Technology, management, scale and other factors have all contributed to the gap. However, the key factor is that LGD enjoys an exchange rate bonus, while AU Optronics does not. This can be explained by the rise and fall of the South Korean won and the New Taiwan dollar after the financial crisis in 2008. The US dollar was trading at 936 won before the crisis and 1095.7 won in late March this year, so the won had depreciated by 17.06 percent during that period. However, the NT dollar appreciated from NT$32.4 to NT$29.4 against the US dollar, or 9.26 percent. Since the won fell by 17.06 percent while the NT dollar rose by 9.26 percent, a gap of 26.32 percentage points separated the two currencies in comparison with the US dollar.
If we assume that the “competitive bonus” makes up half the actual depreciation, LGD enjoys a competitive bonus of 13.24 percentage points over international competitors — the main competitor being Taiwan — which roughly corresponds to the gap of 12.8 percentage points between AU Optronics’ and LGD’s operational performance.

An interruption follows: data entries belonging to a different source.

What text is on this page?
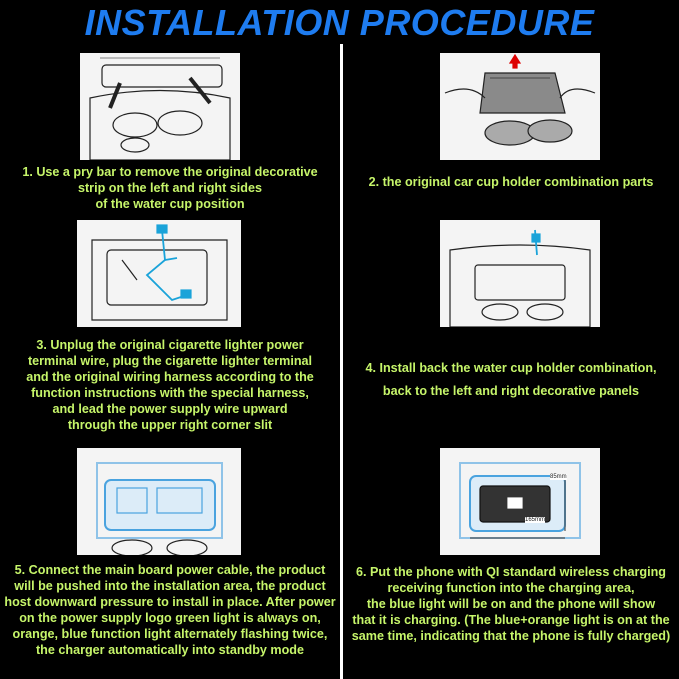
INSTALLATION PROCEDURE
1. Use a pry bar to remove the original decorative
strip on the left and right sides
of the water cup position
2. the original car cup holder combination parts
3. Unplug the original cigarette lighter power
terminal wire, plug the cigarette lighter terminal
and the original wiring harness according to the
function instructions with the special harness,
and lead the power supply wire upward
through the upper right corner slit
4. Install back the water cup holder combination,
back to the left and right decorative panels
5. Connect the main board power cable, the product
will be pushed into the installation area, the product
host downward pressure to install in place. After power
on the power supply logo green light is always on,
orange, blue function light alternately flashing twice,
the charger automatically into standby mode
85mm
165mm
6. Put the phone with QI standard wireless charging
receiving function into the charging area,
the blue light will be on and the phone will show
that it is charging. (The blue+orange light is on at the
same time, indicating that the phone is fully charged)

In other words, the greatest difficulty confronting the Taiwanese panel industry is the exchange rate handicap enjoyed by its competitors.
There are, of course, several factors that can affect operational performance, but the exchange rate is a major problem for the Taiwanese panel industry, as the nation’s two biggest competitors — China and South Korea — are both adopting a low exchange-rate policy.
Some wonder why Taiwanese companies don’t complain if that really is the case. The answer involves cross-strait relations and a company’s business plans. If a Taiwanese company wants to build an eighth-generation LCD panel plant in China, they need to invest US$4 billion. If the NT dollar appreciates by 10 percent, the Taiwanese company would save NT$12.8 billion on that investment.
The problem is that if no one says anything while the NT dollar continues to appreciate and people instead continue to invest in China, thus enjoying the positive exchange rate with the Chinese yuan, will Taiwan’s economy still have a future? Where will the public look for jobs? Will Taiwanese companies use this as an opportunity to abuse local workers? These issues were the focus of the anti-poverty demonstrations on Workers’ Day this year.
The administration of President Ma Ying-jeou (馬英九) seems to be attempting to raise Taiwan’s GDP per capita to US$20,000 this year by letting the NT dollar appreciate against the US dollar. However, this policy allows Taiwanese companies to exploit local workers. Even if the government were to reach its goal, what would that really mean?